Monday, March 11, 2013

Counting Crows? No, Counting Trees.






In 1993 a group called Counting Crows sang a song named Big Yellow Taxi. Do you remember it? Its lyrics still echo in my mind, "they paved paradise and put up a parking lot".  The song was a twist between lost love and lost nature but it's the nature part that I'd like to focus on.  

On March 1 small groups of ISKL girl scouts and boys scouts arrived at our school's guardhouses to meet with two botanists from FRIM and a nature guide from MNS. Together with their scout leaders and their parents they roamed the campuses, stopping at every tree. The group would look up, write things on small sheets of tape, and then proceed to tag the trees. "MA1", read first. "AC12", read another. Another member of the group indicated the same tag on a map of our campus. The botanists took notes as if in code, for reporting later on. As you walk around school, if you pay close attention, you'll notice these tags on the trees scattered all around. They are part of a "Tree Inventory" that we conducted, with this group, to identify every species of tree on our two campuses. The final report will show the number, location, species and origin of each tree that we have on our campuses. Though some might argue that it isn't important, the truth is that it was done with a purpose other than just merely to inventory. 

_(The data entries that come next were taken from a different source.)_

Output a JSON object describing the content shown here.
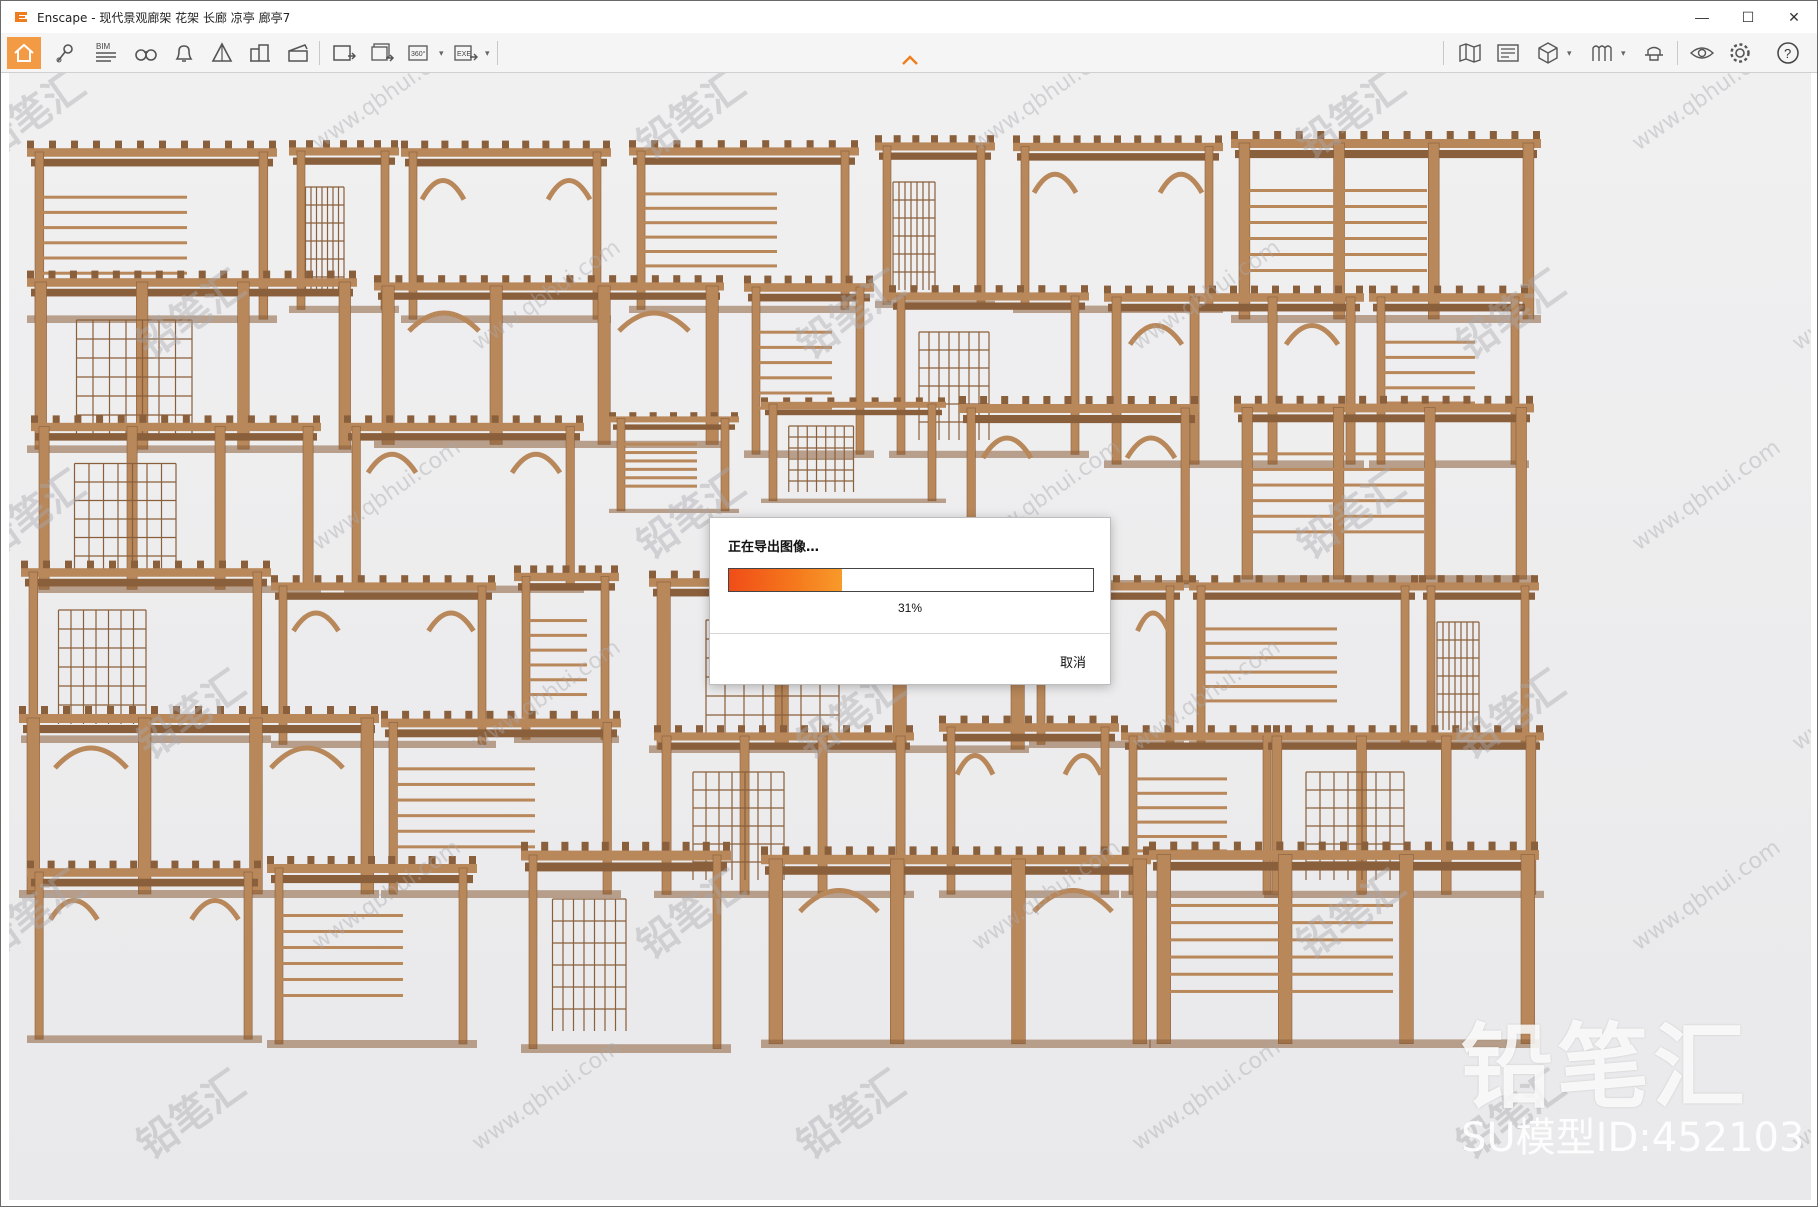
{
  "window": {
    "title": "Enscape - 现代景观廊架 花架 长廊 凉亭 廊亭7",
    "controls": {
      "minimize": "—",
      "maximize": "☐",
      "close": "✕"
    }
  },
  "toolbar": {
    "left_icons": [
      "home-icon",
      "location-pin-icon",
      "bim-icon",
      "binoculars-icon",
      "bell-icon",
      "shape-icon",
      "buildings-icon",
      "clapper-icon",
      "export-image-icon",
      "batch-export-icon",
      "export-360-icon",
      "export-exe-icon"
    ],
    "bim_label": "BIM",
    "pano_label": "360°",
    "exe_label": "EXE",
    "right_icons": [
      "map-icon",
      "asset-library-icon",
      "cube-icon",
      "columns-icon",
      "hat-icon",
      "eye-icon",
      "settings-icon",
      "help-icon"
    ],
    "help_label": "?"
  },
  "colors": {
    "accent": "#f39a44",
    "wood": "#b8875a",
    "wood_dark": "#8a5f3b",
    "progress_start": "#f04d18",
    "progress_end": "#f89a2a"
  },
  "watermarks": {
    "brand": "铅笔汇",
    "url": "www.qbhui.com"
  },
  "brand_overlay": {
    "logo_text": "铅笔汇",
    "model_id": "SU模型ID:452103"
  },
  "dialog": {
    "title": "正在导出图像…",
    "progress": 0.31,
    "progress_label": "31%",
    "cancel_label": "取消"
  }
}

The hope is that in inventorying our trees we might be able to shed light on our community of the species we have on campus, how many of each species we have, whether they are native or not, whether they attract insects and birds and/or whether they would be a good "fit" for the new campus when, due to human-nature dynamics, we get to choose how nature will be represented. It was also a great initiative that came up in brainstorming during our Eco Schools theme of Nature/Biodiversity but also introduced - quite by coincidence - by John Hollenbach, ISKL's project manager. 

So, what did we find?  Well, each campus has well over 100 trees though most of them are non-native. There are a number of species represented but the 'highlights' for myself are the cinnamon trees I've been walking past for a decade now on the Ampang campus and the Banyan tree nestled in the back of the Melawati campus!  How delightful, even for a non-expert, to participate in the recognition of trees, to walk around and see identifying features and relating them to some pre-established memory bank or set of understandings!  Learning never ceases! What a wealth of opportunity that exists on our own campuses?!

Another stanza of the same song, Big Yellow Taxi, talks about "the took all the trees and put them in a tree museum". At ISKL we're hoping that parking lots will be limited (but appropriately useful) but that our our own campus will be a tree museum, an real-life natural learning center, for students to engage in, to enjoy, to sit under, to be part of.  When the final reports of what our tree museum looks like, I'll tell you all know about 'em.